The redemptive quality of a story 2012-12-26T15:43:37-06:00

Flannery O'Connor
Flannery O'Connor. 50 Watts, Flickr.

In her essay “The Grotesque in Southern Fiction,” Flannery O’Connor writes that readers desire and even need something uplifting in the books that they read.

“There is something in us,” she says, “as storytellers and as listeners to stories, that demands the redemptive act, that demands that what falls at least be offered the chance to be restored.”

At Thomas Nelson, where I work, we strive to publish stories that are in some sense redemptive. It’s a priority at the acquisitions and editorial levels. It might be accomplished by telling stories that show heroism and courage, or that share human pain and suffering, or that deal with setting wrongs right, or that reveal the providence of God at work in human lives. The ways are endless. The sense and scope of redemption is broad because that’s how God operates in the world, broadly, in ways we sometimes see fully and in many more ways that we do not.

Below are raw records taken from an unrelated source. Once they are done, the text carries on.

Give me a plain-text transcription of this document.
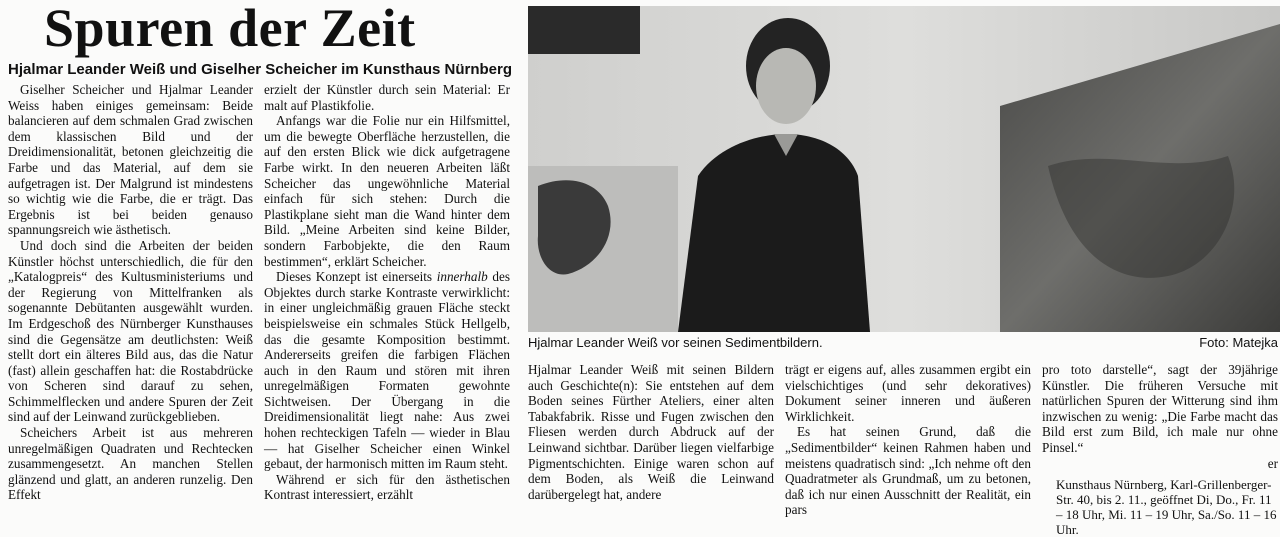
Spuren der Zeit
Hjalmar Leander Weiß und Giselher Scheicher im Kunsthaus Nürnberg

Giselher Scheicher und Hjalmar Leander Weiss haben einiges gemeinsam: Beide balancieren auf dem schmalen Grad zwischen dem klassischen Bild und der Dreidimensionalität, betonen gleichzeitig die Farbe und das Material, auf dem sie aufgetragen ist. Der Malgrund ist mindestens so wichtig wie die Farbe, die er trägt. Das Ergebnis ist bei beiden genauso spannungsreich wie ästhetisch.

Und doch sind die Arbeiten der beiden Künstler höchst unterschiedlich, die für den „Katalogpreis“ des Kultusministeriums und der Regierung von Mittelfranken als sogenannte Debütanten ausgewählt wurden. Im Erdgeschoß des Nürnberger Kunsthauses sind die Gegensätze am deutlichsten: Weiß stellt dort ein älteres Bild aus, das die Natur (fast) allein geschaffen hat: die Rostabdrücke von Scheren sind darauf zu sehen, Schimmelflecken und andere Spuren der Zeit sind auf der Leinwand zurückgeblieben.

Scheichers Arbeit ist aus mehreren unregelmäßigen Quadraten und Rechtecken zusammengesetzt. An manchen Stellen glänzend und glatt, an anderen runzelig. Den Effekt

erzielt der Künstler durch sein Material: Er malt auf Plastikfolie.

Anfangs war die Folie nur ein Hilfsmittel, um die bewegte Oberfläche herzustellen, die auf den ersten Blick wie dick aufgetragene Farbe wirkt. In den neueren Arbeiten läßt Scheicher das ungewöhnliche Material einfach für sich stehen: Durch die Plastikplane sieht man die Wand hinter dem Bild. „Meine Arbeiten sind keine Bilder, sondern Farbobjekte, die den Raum bestimmen“, erklärt Scheicher.

Dieses Konzept ist einerseits innerhalb des Objektes durch starke Kontraste verwirklicht: in einer ungleichmäßig grauen Fläche steckt beispielsweise ein schmales Stück Hellgelb, das die gesamte Komposition bestimmt. Andererseits greifen die farbigen Flächen auch in den Raum und stören mit ihren unregelmäßigen Formaten gewohnte Sichtweisen. Der Übergang in die Dreidimensionalität liegt nahe: Aus zwei hohen rechteckigen Tafeln — wieder in Blau — hat Giselher Scheicher einen Winkel gebaut, der harmonisch mitten im Raum steht.

Während er sich für den ästhetischen Kontrast interessiert, erzählt

Hjalmar Leander Weiß vor seinen Sedimentbildern.	Foto: Matejka

Hjalmar Leander Weiß mit seinen Bildern auch Geschichte(n): Sie entstehen auf dem Boden seines Fürther Ateliers, einer alten Tabakfabrik. Risse und Fugen zwischen den Fliesen werden durch Abdruck auf der Leinwand sichtbar. Darüber liegen vielfarbige Pigmentschichten. Einige waren schon auf dem Boden, als Weiß die Leinwand darübergelegt hat, andere

trägt er eigens auf, alles zusammen ergibt ein vielschichtiges (und sehr dekoratives) Dokument seiner inneren und äußeren Wirklichkeit.

Es hat seinen Grund, daß die „Sedimentbilder“ keinen Rahmen haben und meistens quadratisch sind: „Ich nehme oft den Quadratmeter als Grundmaß, um zu betonen, daß ich nur einen Ausschnitt der Realität, ein pars

pro toto darstelle“, sagt der 39jährige Künstler. Die früheren Versuche mit natürlichen Spuren der Witterung sind ihm inzwischen zu wenig: „Die Farbe macht das Bild erst zum Bild, ich male nur ohne Pinsel.“

er

Kunsthaus Nürnberg, Karl-Grillenberger-Str. 40, bis 2. 11., geöffnet Di, Do., Fr. 11 – 18 Uhr, Mi. 11 – 19 Uhr, Sa./So. 11 – 16 Uhr.
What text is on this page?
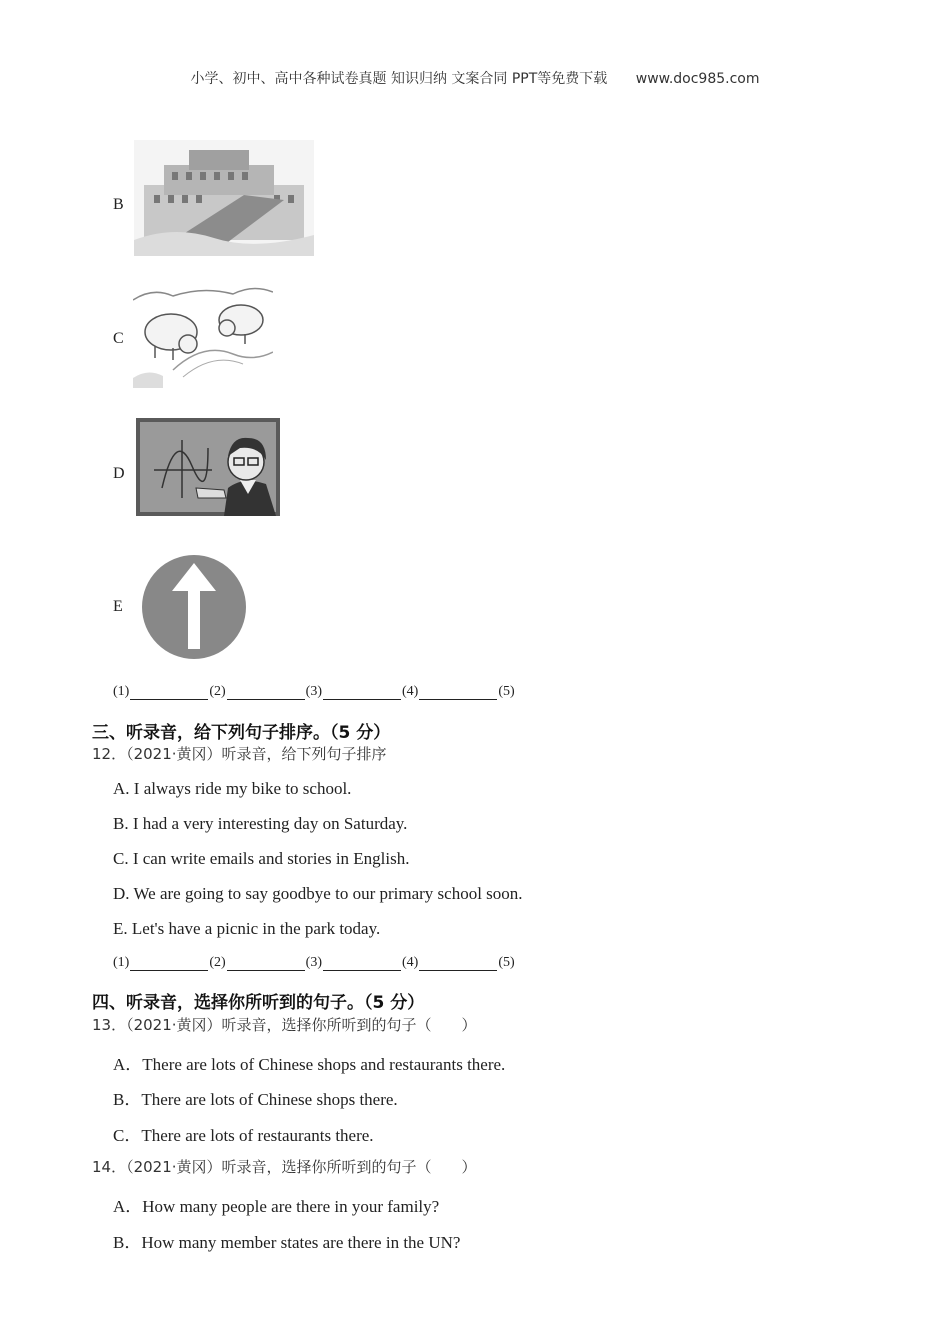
小学、初中、高中各种试卷真题 知识归纳 文案合同 PPT等免费下载 www.doc985.com
B
C
D
E
(1)	(2)	(3)	(4)	(5)
三、听录音，给下列句子排序。（5 分）
12．（2021·黄冈）听录音，给下列句子排序
A. I always ride my bike to school.
B. I had a very interesting day on Saturday.
C. I can write emails and stories in English.
D. We are going to say goodbye to our primary school soon.
E. Let's have a picnic in the park today.
(1)	(2)	(3)	(4)	(5)
四、听录音，选择你所听到的句子。（5 分）
13．（2021·黄冈）听录音，选择你所听到的句子（　　）
A．There are lots of Chinese shops and restaurants there.
B．There are lots of Chinese shops there.
C．There are lots of restaurants there.
14．（2021·黄冈）听录音，选择你所听到的句子（　　）
A．How many people are there in your family?
B．How many member states are there in the UN?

But here’s the problem with being broad: Some people’s expectations and experiences prepare them look for redemptive acts in particular areas and not in others. Looking toward only one region on the map of grace means that some will miss redemption that is situated elsewhere. Some will even reject something as redemptive because it comes from a direction they do not expect.

This isn’t so much regrettable as merely expectable. People are infinitely various and have infinitely various appraisals of the world around them. A story can conceivably be all things to all people, but not in the same way or in the same relationship.

This is an obvious but important thing to recognize because a critic or reader may decide that a book and its meaning is not redemptive. And maybe they’re right. Maybe the author and publisher funked it. But maybe the reader just didn’t get it. Flannery O’Connor tells about receiving a letter from a reader who informed her that she experienced nothing uplifting in O’Connor’s stories. “I think that if her heart had been in the right place,” O’Conner commented, “it would have been lifted up.”

Similarly, in an essay on writing short stories O’Connor deals with frustrated readers who felt her stories ended poorly or meant things they did not like or agree with. I love her counsel to storywriters: “When you write a story, you only have to write one story, but there will always be people who will refuse to read the story you have written.”

Such is life. In the theological sense, redemption may be an objective fact. But in the literary sense, redemption is a subjective experience for the reader. And to close with one final simple but inescapable observation from O’Connor: “It takes readers as well as writers to make literature.”